The produced capsules were tested for their floating behaviour and release profile in a dissolution bath (Prolabo) filled with 1 liter 0.01N HCl, 37±1° C., at 50 rpm. The 0.01N HCl was prepared by degassing 6 liter of demineralized water and adding 8 ml 25% HCl. The release profiled were determined for at least 12 hours by UV absorbance measurements at 280 nm (cuvet 1 cm) (Ultrospec III, Pharmacia LKB). The floating behaviour was followed by visual inspection. All experiments were performed in 2-, 3- or 5-fold.

The final formulation for a 300 mg gradient FDDS comprises 3 layers. The first layer surrounding the capsule has a concentration of 80% nicotinamide (200 mg active). The second layer 50% (100 mg active), and the third layer 0% (90 mg coating material). The composition is shown in Table 2.

TABLE 2 composition of 300 mg nicotinamide FDDS. Component 80% 50% 0% Nicotinamide 79% 49% Hypromellose 16% 40% 78% Starch 1500  4% 10% 20% Magnesium stearate  1%  1%  2% Amount of active 200 mg 100 mg

The final formulation for the 600 mg gradient FDDS comprises 2 layers. The inner layer consists of 80% nicotinamide. The layer comprises 750 mg of the coating material. Around it is a 0% coating of 150 mg. A SEM image was made of a cross-section of the FDDS in which both layers could clearly be distinguished. The composition of this FDDS is shown in Table 3.

TABLE 3 composition of 600 mg nictoinamide FDDS. Component 80% 0% Nicotinamide 79% Hypromellose 16% 78% Starch 1500  4% 20% Magnesium stearate  1%  2% Amount of active 600 mg

RESULTS

FIGS. 1 and 2 show the release profiles of the 300 mg FDDS and 600 mg FDDS respectively. A satisfactory release rate is accomplished nearly over the entire 12 hour period. The results show that the release profiles of the 300 en 600 mg FDDS's are comparable.

The floating behaviour of both the FDDS's was also tested in milk, simulating an environment containing substantial amounts of fat. The FDDS's staid afloat for more than 12 hours.

Discussion/Conclusion

The 300 and 600 mg nicotinamide gradient FDDS's are capable of staying afloat for at least 12 hours and of releasing nicotinamide at a substantially constant rate for almost the entire 12 hour period.

To achieve this near constant release the FDDS's were designed to comprise different layers of coating.

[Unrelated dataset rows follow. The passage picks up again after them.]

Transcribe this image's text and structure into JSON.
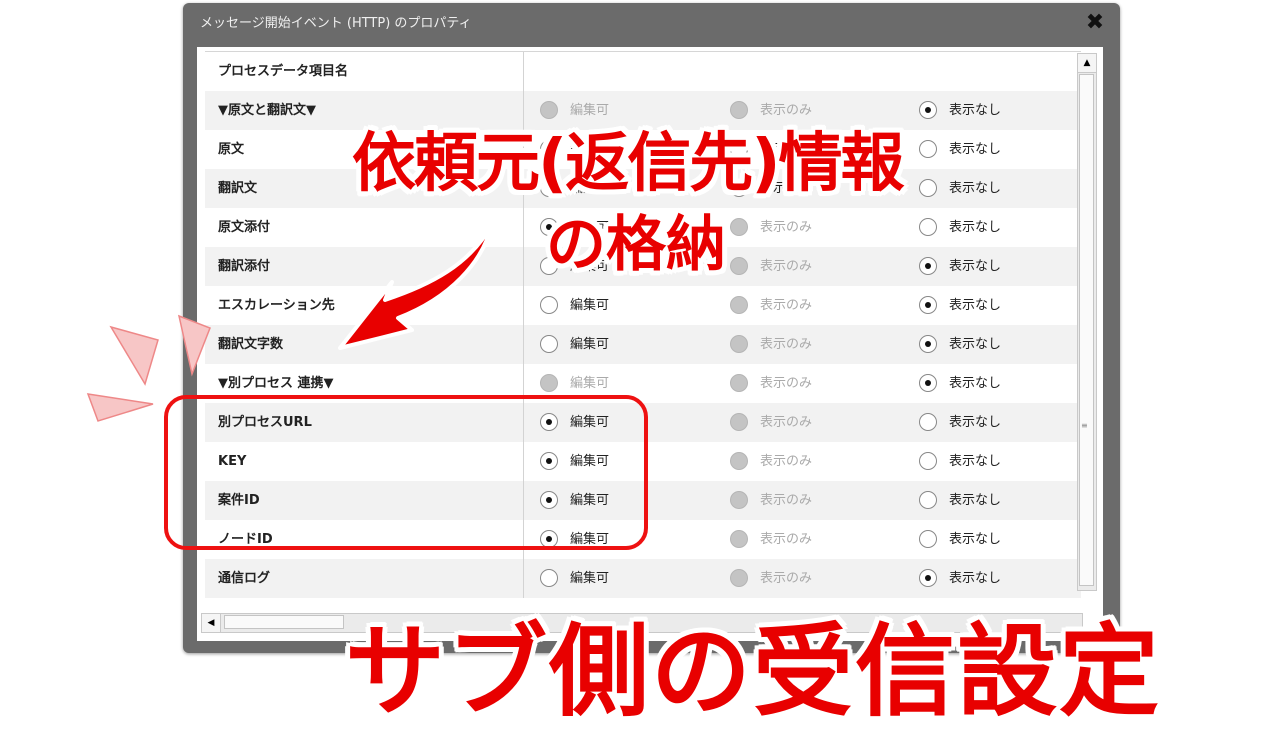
{
  "dialog": {
    "title": "メッセージ開始イベント (HTTP) のプロパティ",
    "close_symbol": "✖"
  },
  "table": {
    "header": "プロセスデータ項目名",
    "options": [
      "編集可",
      "表示のみ",
      "表示なし"
    ],
    "rows": [
      {
        "name": "▼原文と翻訳文▼",
        "selected": 3,
        "disabled": [
          1,
          2
        ]
      },
      {
        "name": "原文",
        "selected": 0,
        "disabled": []
      },
      {
        "name": "翻訳文",
        "selected": 0,
        "disabled": []
      },
      {
        "name": "原文添付",
        "selected": 1,
        "disabled": [
          2
        ]
      },
      {
        "name": "翻訳添付",
        "selected": 3,
        "disabled": [
          2
        ]
      },
      {
        "name": "エスカレーション先",
        "selected": 3,
        "disabled": [
          2
        ]
      },
      {
        "name": "翻訳文字数",
        "selected": 3,
        "disabled": [
          2
        ]
      },
      {
        "name": "▼別プロセス 連携▼",
        "selected": 3,
        "disabled": [
          1,
          2
        ]
      },
      {
        "name": "別プロセスURL",
        "selected": 1,
        "disabled": [
          2
        ]
      },
      {
        "name": "KEY",
        "selected": 1,
        "disabled": [
          2
        ]
      },
      {
        "name": "案件ID",
        "selected": 1,
        "disabled": [
          2
        ]
      },
      {
        "name": "ノードID",
        "selected": 1,
        "disabled": [
          2
        ]
      },
      {
        "name": "通信ログ",
        "selected": 3,
        "disabled": [
          2
        ]
      }
    ]
  },
  "annotations": {
    "callout_line1": "依頼元(返信先)情報",
    "callout_line2": "の格納",
    "bottom_title": "サブ側の受信設定"
  },
  "colors": {
    "accent_red": "#e80000",
    "dialog_frame": "#6b6b6b"
  }
}
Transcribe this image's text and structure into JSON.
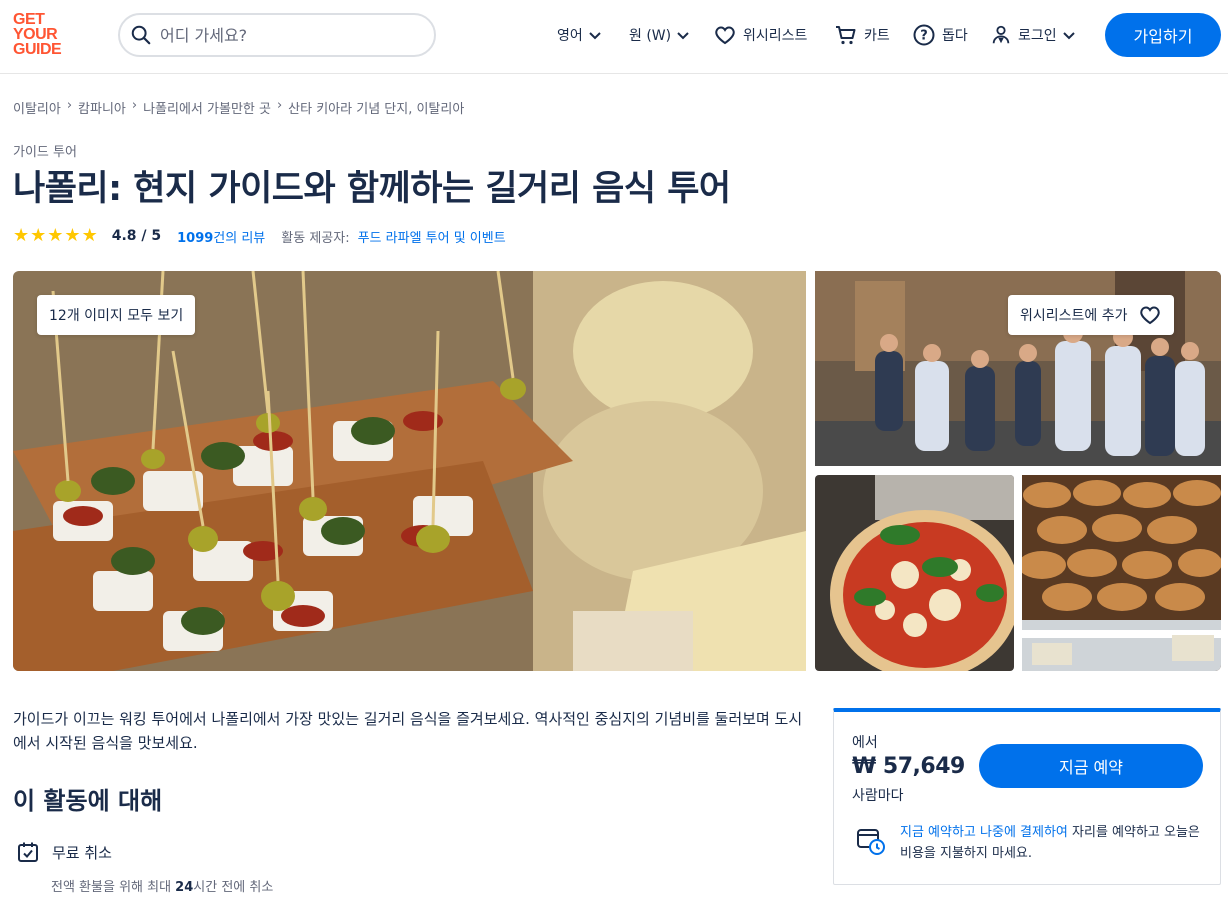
{
  "header": {
    "logo_lines": [
      "GET",
      "YOUR",
      "GUIDE"
    ],
    "search_placeholder": "어디 가세요?",
    "language": "영어",
    "currency": "원 (W)",
    "wishlist": "위시리스트",
    "cart": "카트",
    "help": "돕다",
    "login": "로그인",
    "signup": "가입하기"
  },
  "breadcrumb": [
    "이탈리아",
    "캄파니아",
    "나폴리에서 가볼만한 곳",
    "산타 키아라 기념 단지, 이탈리아"
  ],
  "activity": {
    "category": "가이드 투어",
    "title": "나폴리: 현지 가이드와 함께하는 길거리 음식 투어",
    "rating_text": "4.8 / 5",
    "rating_value": 4.8,
    "rating_max": 5,
    "reviews_count": "1099",
    "reviews_suffix": "건의 리뷰",
    "provider_label": "활동 제공자:",
    "provider_name": "푸드 라파엘 투어 및 이벤트"
  },
  "gallery": {
    "see_all": "12개 이미지 모두 보기",
    "wishlist_add": "위시리스트에 추가",
    "images": [
      "street-food-skewers",
      "tour-group-street",
      "pizza",
      "croissants"
    ]
  },
  "description": "가이드가 이끄는 워킹 투어에서 나폴리에서 가장 맛있는 길거리 음식을 즐겨보세요. 역사적인 중심지의 기념비를 둘러보며 도시에서 시작된 음식을 맛보세요.",
  "about": {
    "title": "이 활동에 대해",
    "free_cancel": "무료 취소",
    "free_cancel_sub_pre": "전액 환불을 위해 최대 ",
    "free_cancel_sub_bold": "24",
    "free_cancel_sub_post": "시간 전에 취소"
  },
  "booking": {
    "from": "에서",
    "price": "₩ 57,649",
    "per": "사람마다",
    "book_now": "지금 예약",
    "reserve_link": "지금 예약하고 나중에 결제하여",
    "reserve_text": " 자리를 예약하고 오늘은 비용을 지불하지 마세요."
  },
  "colors": {
    "accent": "#0071eb",
    "brand": "#ff5533",
    "star": "#ffc700",
    "text": "#1a2b49"
  }
}
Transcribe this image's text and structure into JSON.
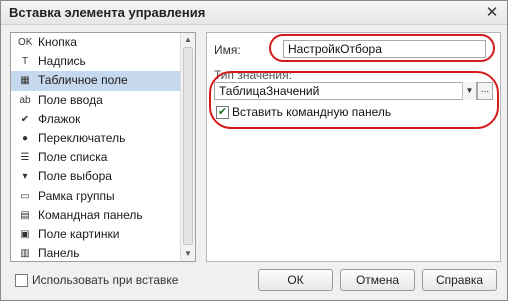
{
  "window": {
    "title": "Вставка элемента управления",
    "close_glyph": "✕"
  },
  "list": {
    "items": [
      {
        "label": "Кнопка",
        "icon": "button-icon",
        "glyph": "OK",
        "selected": false
      },
      {
        "label": "Надпись",
        "icon": "label-icon",
        "glyph": "T",
        "selected": false
      },
      {
        "label": "Табличное поле",
        "icon": "table-icon",
        "glyph": "▦",
        "selected": true
      },
      {
        "label": "Поле ввода",
        "icon": "input-field-icon",
        "glyph": "ab",
        "selected": false
      },
      {
        "label": "Флажок",
        "icon": "checkbox-icon",
        "glyph": "✔",
        "selected": false
      },
      {
        "label": "Переключатель",
        "icon": "radio-icon",
        "glyph": "●",
        "selected": false
      },
      {
        "label": "Поле списка",
        "icon": "list-field-icon",
        "glyph": "☰",
        "selected": false
      },
      {
        "label": "Поле выбора",
        "icon": "select-field-icon",
        "glyph": "▾",
        "selected": false
      },
      {
        "label": "Рамка группы",
        "icon": "group-frame-icon",
        "glyph": "▭",
        "selected": false
      },
      {
        "label": "Командная панель",
        "icon": "command-panel-icon",
        "glyph": "▤",
        "selected": false
      },
      {
        "label": "Поле картинки",
        "icon": "picture-field-icon",
        "glyph": "▣",
        "selected": false
      },
      {
        "label": "Панель",
        "icon": "panel-icon",
        "glyph": "▥",
        "selected": false
      }
    ],
    "scroll_up_glyph": "▲",
    "scroll_down_glyph": "▼"
  },
  "form": {
    "name_label": "Имя:",
    "name_value": "НастройкОтбора",
    "type_label": "Тип значения:",
    "type_value": "ТаблицаЗначений",
    "type_dropdown_glyph": "▼",
    "type_select_glyph": "...",
    "insert_panel_checked": true,
    "insert_panel_label": "Вставить командную панель",
    "check_glyph": "✔"
  },
  "footer": {
    "use_on_insert_label": "Использовать при вставке",
    "use_on_insert_checked": false,
    "ok_label": "ОК",
    "cancel_label": "Отмена",
    "help_label": "Справка"
  },
  "colors": {
    "highlight_oval": "#d41c1c",
    "selection": "#c6d8ee"
  }
}
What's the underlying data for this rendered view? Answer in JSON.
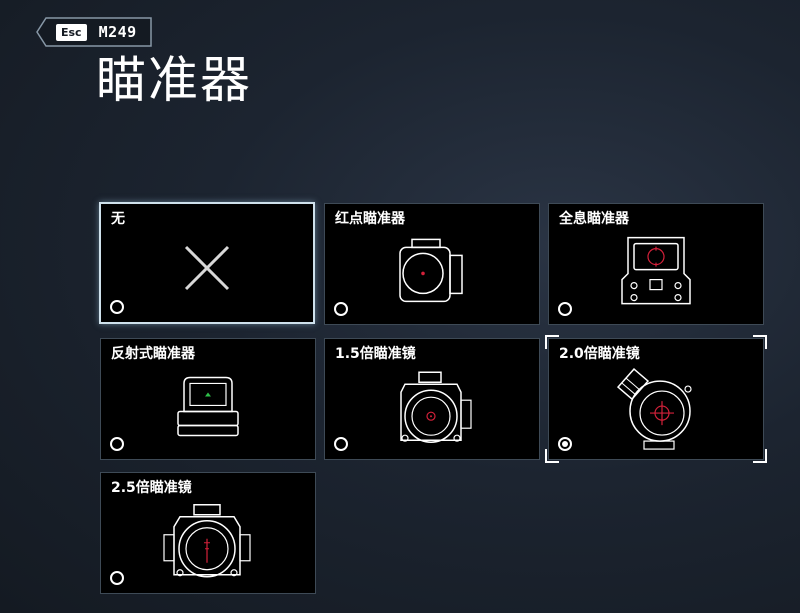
{
  "header": {
    "esc_label": "Esc",
    "weapon": "M249",
    "title": "瞄准器"
  },
  "accent_color": "#d4213a",
  "options": [
    {
      "label": "无",
      "icon": "none-x-icon",
      "selected": false,
      "hovered": true
    },
    {
      "label": "红点瞄准器",
      "icon": "red-dot-sight-icon",
      "selected": false,
      "hovered": false
    },
    {
      "label": "全息瞄准器",
      "icon": "holographic-sight-icon",
      "selected": false,
      "hovered": false
    },
    {
      "label": "反射式瞄准器",
      "icon": "reflex-sight-icon",
      "selected": false,
      "hovered": false
    },
    {
      "label": "1.5倍瞄准镜",
      "icon": "scope-1-5x-icon",
      "selected": false,
      "hovered": false
    },
    {
      "label": "2.0倍瞄准镜",
      "icon": "scope-2-0x-icon",
      "selected": true,
      "hovered": false
    },
    {
      "label": "2.5倍瞄准镜",
      "icon": "scope-2-5x-icon",
      "selected": false,
      "hovered": false
    }
  ]
}
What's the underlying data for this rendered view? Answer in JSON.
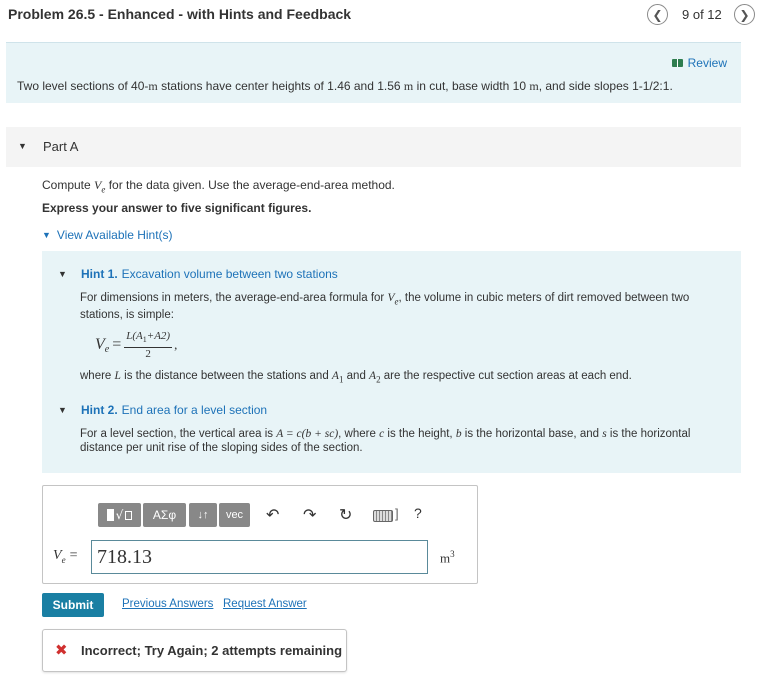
{
  "header": {
    "title": "Problem 26.5 - Enhanced - with Hints and Feedback",
    "counter": "9 of 12",
    "prev_icon": "chevron-left-icon",
    "next_icon": "chevron-right-icon"
  },
  "problem": {
    "review_label": "Review",
    "text_1": "Two level sections of 40-",
    "unit_m_1": "m",
    "text_2": " stations have center heights of 1.46 and 1.56 ",
    "unit_m_2": "m",
    "text_3": " in cut, base width 10 ",
    "unit_m_3": "m",
    "text_4": ", and side slopes 1-1/2:1."
  },
  "part": {
    "label": "Part A",
    "instruction_pre": "Compute ",
    "instruction_var": "V",
    "instruction_sub": "e",
    "instruction_post": " for the data given. Use the average-end-area method.",
    "instruction_bold": "Express your answer to five significant figures.",
    "hints_toggle": "View Available Hint(s)"
  },
  "hints": [
    {
      "number": "Hint 1.",
      "title": "Excavation volume between two stations",
      "text_pre": "For dimensions in meters, the average-end-area formula for ",
      "text_var": "V",
      "text_sub": "e",
      "text_post": ", the volume in cubic meters of dirt removed between two stations, is simple:",
      "formula_lhs": "V",
      "formula_lhs_sub": "e",
      "formula_numerator": "L(A",
      "formula_num_sub1": "1",
      "formula_num_mid": "+A2)",
      "formula_denominator": "2",
      "where_pre": "where ",
      "where_L": "L",
      "where_mid1": " is the distance between the stations and ",
      "where_A1": "A",
      "where_A1_sub": "1",
      "where_and": " and ",
      "where_A2": "A",
      "where_A2_sub": "2",
      "where_post": " are the respective cut section areas at each end."
    },
    {
      "number": "Hint 2.",
      "title": "End area for a level section",
      "text_pre": "For a level section, the vertical area is ",
      "formula": "A = c(b + sc)",
      "text_mid1": ", where ",
      "var_c": "c",
      "text_mid2": " is the height, ",
      "var_b": "b",
      "text_mid3": " is the horizontal base, and ",
      "var_s": "s",
      "text_post": " is the horizontal distance per unit rise of the sloping sides of the section."
    }
  ],
  "toolbar": {
    "template_icon": "template-icon",
    "greek_label": "ΑΣφ",
    "arrows_label": "↓↑",
    "vec_label": "vec",
    "undo_icon": "undo-icon",
    "redo_icon": "redo-icon",
    "reset_icon": "reset-icon",
    "keyboard_icon": "keyboard-icon",
    "help_label": "?"
  },
  "answer": {
    "var": "V",
    "var_sub": "e",
    "equals": "=",
    "value": "718.13",
    "unit": "m",
    "unit_exp": "3"
  },
  "actions": {
    "submit_label": "Submit",
    "previous_answers": "Previous Answers",
    "request_answer": "Request Answer"
  },
  "feedback": {
    "icon": "x-icon",
    "text": "Incorrect; Try Again; 2 attempts remaining",
    "color": "#d0302f"
  },
  "colors": {
    "accent": "#1d72b8",
    "submit": "#1a7fa3",
    "panel_bg": "#e8f4f7"
  }
}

For example, the 300 mg FDDS contained an inner layer with 200 mg nicotinamide (80% based on the total weight of the layer), a middle layer with 100 mg nicotinamide (50% based on the total weight of the layer) and an outer layer that did not contain nicotinamide. The 600 mg FDDS contained an inner layer with 600 mg nicotinamide (80% based on the total weight of the layer) and an outer layer that did not contain nicotinamide.

The use of distinct layers allowed for the regulation of the overall release profile, to achieve near constant release rates of periods of up to 12 hours.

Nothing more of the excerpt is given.